Livre da dor da hérnia, Dona Hermínia ataca de especialista em problemas estomacais e intestinais. “Toma laxante, que resolve. Leite de magnésia, além de acabar com o problema, é bom para a pele”, diz. A outra fala que vai tomar laxante, mas lembra do problema da filha e a conversa pula de doenças e sintomas, como se as duas conversassem sobre verduras, frutas e roupas. Na maior naturalidade. A sorte é que Dona Hermínia desce no meio do caminho levando sua hérnia domesticada e a amiga fica deprimida por não ter alguém para compartilhar patologias suas, de familiares, amigos e até dos vizinhos. A viagem, para ela, vira sofrimento sem analgésico.

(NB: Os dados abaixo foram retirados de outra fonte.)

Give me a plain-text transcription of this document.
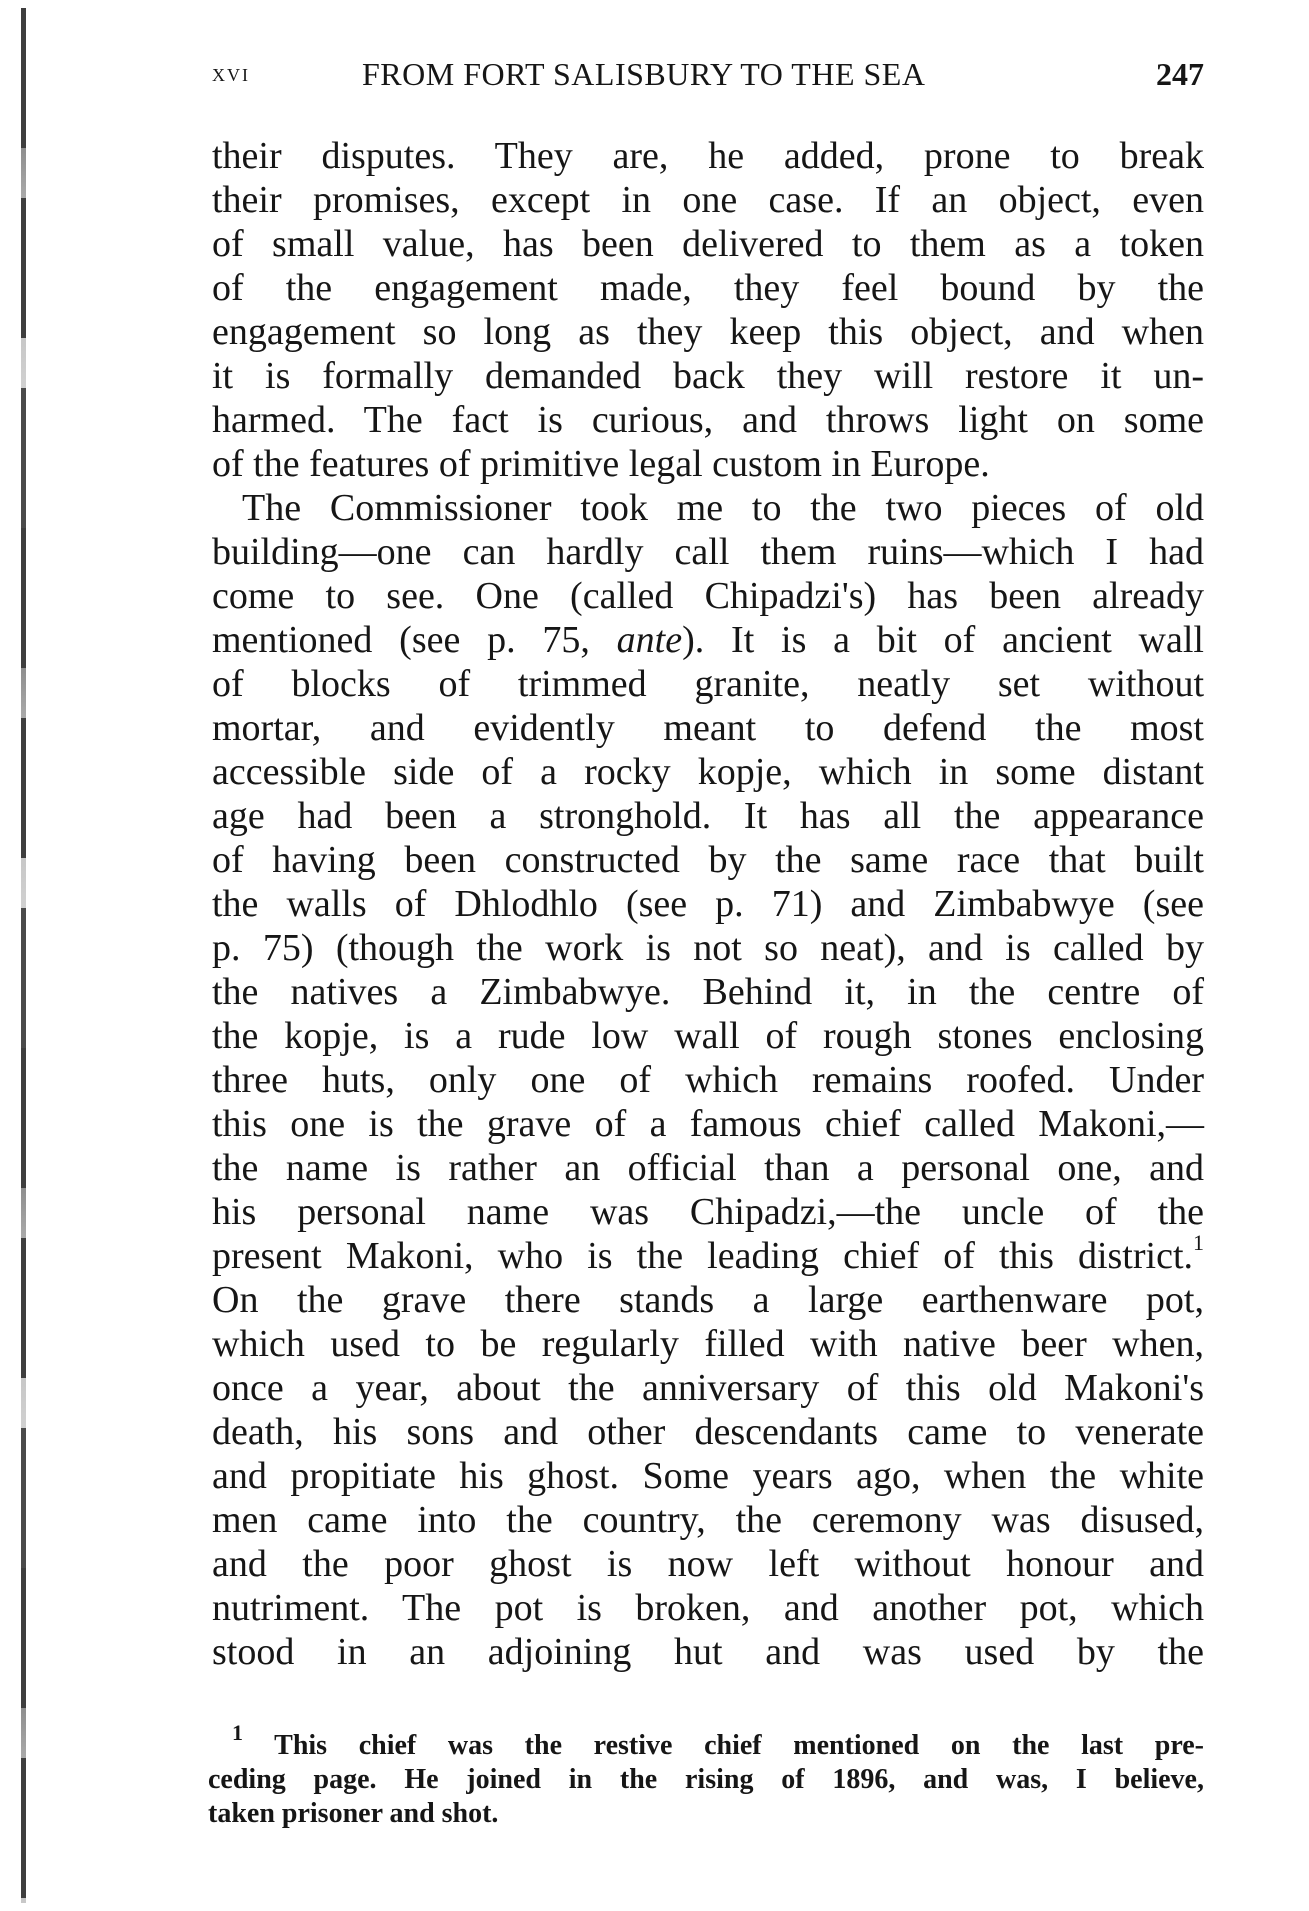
xvi	FROM FORT SALISBURY TO THE SEA	247
their disputes. They are, he added, prone to break
their promises, except in one case. If an object, even
of small value, has been delivered to them as a token
of the engagement made, they feel bound by the
engagement so long as they keep this object, and when
it is formally demanded back they will restore it un-
harmed. The fact is curious, and throws light on some
of the features of primitive legal custom in Europe.
The Commissioner took me to the two pieces of old
building—one can hardly call them ruins—which I had
come to see. One (called Chipadzi's) has been already
mentioned (see p. 75, ante). It is a bit of ancient wall
of blocks of trimmed granite, neatly set without
mortar, and evidently meant to defend the most
accessible side of a rocky kopje, which in some distant
age had been a stronghold. It has all the appearance
of having been constructed by the same race that built
the walls of Dhlodhlo (see p. 71) and Zimbabwye (see
p. 75) (though the work is not so neat), and is called by
the natives a Zimbabwye. Behind it, in the centre of
the kopje, is a rude low wall of rough stones enclosing
three huts, only one of which remains roofed. Under
this one is the grave of a famous chief called Makoni,—
the name is rather an official than a personal one, and
his personal name was Chipadzi,—the uncle of the
present Makoni, who is the leading chief of this district.$^1$
On the grave there stands a large earthenware pot,
which used to be regularly filled with native beer when,
once a year, about the anniversary of this old Makoni's
death, his sons and other descendants came to venerate
and propitiate his ghost. Some years ago, when the white
men came into the country, the ceremony was disused,
and the poor ghost is now left without honour and
nutriment. The pot is broken, and another pot, which
stood in an adjoining hut and was used by the
$^1$ This chief was the restive chief mentioned on the last pre-
ceding page. He joined in the rising of 1896, and was, I believe,
taken prisoner and shot.
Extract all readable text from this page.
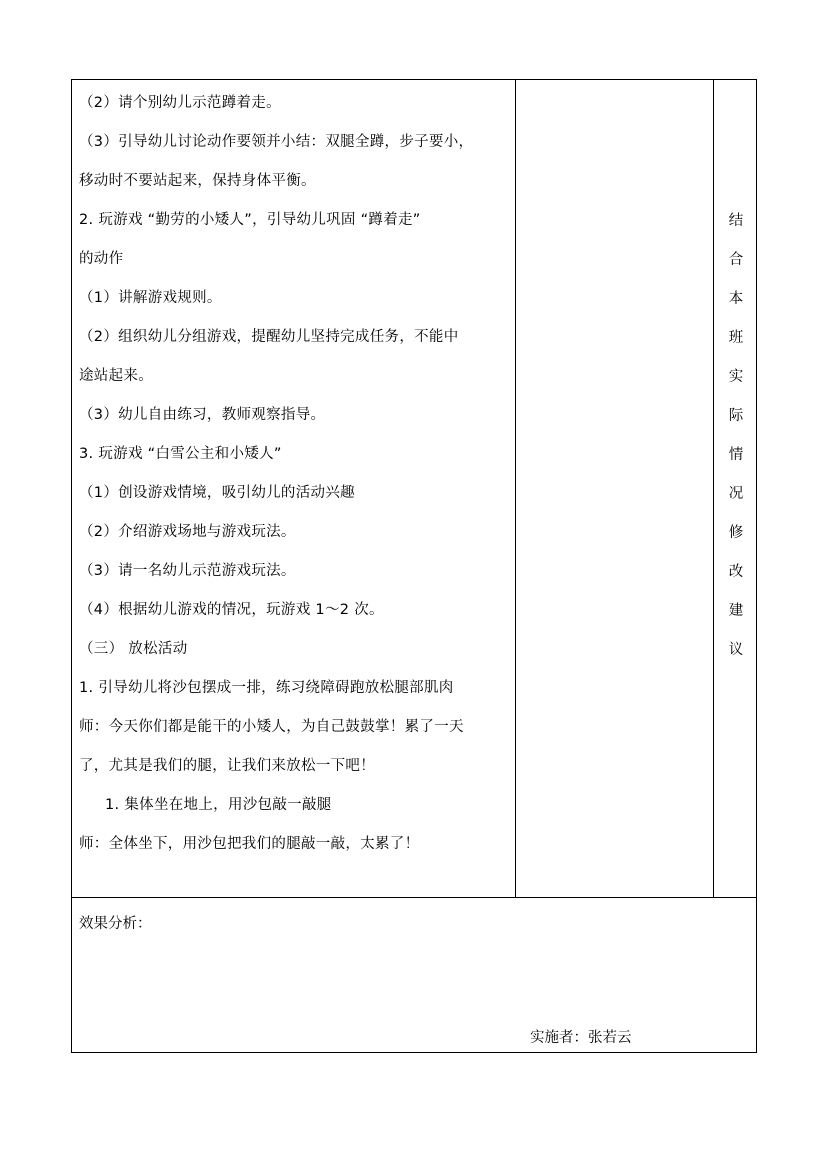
（2）请个别幼儿示范蹲着走。
（3）引导幼儿讨论动作要领并小结：双腿全蹲，步子要小，
移动时不要站起来，保持身体平衡。
2. 玩游戏 “勤劳的小矮人”，引导幼儿巩固 “蹲着走”
的动作
（1）讲解游戏规则。
（2）组织幼儿分组游戏，提醒幼儿坚持完成任务，不能中
途站起来。
（3）幼儿自由练习，教师观察指导。
3. 玩游戏 “白雪公主和小矮人”
（1）创设游戏情境，吸引幼儿的活动兴趣
（2）介绍游戏场地与游戏玩法。
（3）请一名幼儿示范游戏玩法。
（4）根据幼儿游戏的情况，玩游戏 1～2 次。
（三） 放松活动
1. 引导幼儿将沙包摆成一排，练习绕障碍跑放松腿部肌肉
师：今天你们都是能干的小矮人，为自己鼓鼓掌！累了一天
了，尤其是我们的腿，让我们来放松一下吧！
1. 集体坐在地上，用沙包敲一敲腿
师：全体坐下，用沙包把我们的腿敲一敲，太累了！
结
合
本
班
实
际
情
况
修
改
建
议
效果分析：
实施者：张若云
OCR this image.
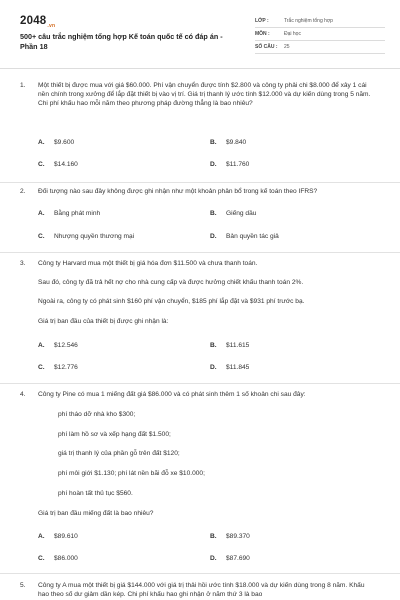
2048.vn
500+ câu trắc nghiệm tổng hợp Kế toán quốc tế có đáp án - Phần 18
LỚP :	Trắc nghiệm tổng hợp
MÔN :	Đại học
SỐ CÂU :	25
1.	Một thiết bị được mua với giá $60.000. Phí vận chuyển được tính $2.800 và công ty phải chi $8.000 để xây 1 cái nền chính trong xưởng để lắp đặt thiết bị vào vị trí. Giá trị thanh lý ước tính $12.000 và dự kiến dùng trong 5 năm. Chi phí khấu hao mỗi năm theo phương pháp đường thẳng là bao nhiêu?
A.	$9.600	B.	$9.840
C.	$14.160	D.	$11.760
2.	Đối tượng nào sau đây không được ghi nhận như một khoản phân bổ trong kế toán theo IFRS?
A.	Bằng phát minh	B.	Giếng dầu
C.	Nhượng quyền thương mại	D.	Bản quyền tác giả
3.	Công ty Harvard mua một thiết bị giá hóa đơn $11.500 và chưa thanh toán.
Sau đó, công ty đã trả hết nợ cho nhà cung cấp và được hưởng chiết khấu thanh toán 2%.
Ngoài ra, công ty có phát sinh $160 phí vận chuyển, $185 phí lắp đặt và $931 phí trước bạ.
Giá trị ban đầu của thiết bị được ghi nhận là:
A.	$12.546	B.	$11.615
C.	$12.776	D.	$11.845
4.	Công ty Pine có mua 1 miếng đất giá $86.000 và có phát sinh thêm 1 số khoản chi sau đây:
phí tháo dỡ nhà kho $300;
phí làm hồ sơ và xếp hạng đất $1.500;
giá trị thanh lý của phần gỗ trên đất $120;
phí môi giới $1.130; phí lát nền bãi đỗ xe $10.000;
phí hoàn tất thủ tục $560.
Giá trị ban đầu miếng đất là bao nhiêu?
A.	$89.610	B.	$89.370
C.	$86.000	D.	$87.690
5.	Công ty A mua một thiết bị giá $144.000 với giá trị thải hồi ước tính $18.000 và dự kiến dùng trong 8 năm. Khấu hao theo số dư giảm dần kép. Chi phí khấu hao ghi nhận ở năm thứ 3 là bao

Velho gosta de falar de doença em ônibus. Faz até sentido, porque são mais suscetíveis a problemas de saúde. Velhos também relacionam doenças com os anos que ainda restam e tentam administrar o tempo como habilidoso piloto de corrida que lidera num dia de chuva e faltam poucas voltas para a chegada: com o maior cuidado. “O médico me mandou tomar doze tipos de remédios. Eu tomo na hora certa, porque eles estão resolvendo”, disse um velhinho me deixando curioso para saber qual era o problema dele e até admirado pela disciplina de tomar doze tipos de remédios sem perder horários.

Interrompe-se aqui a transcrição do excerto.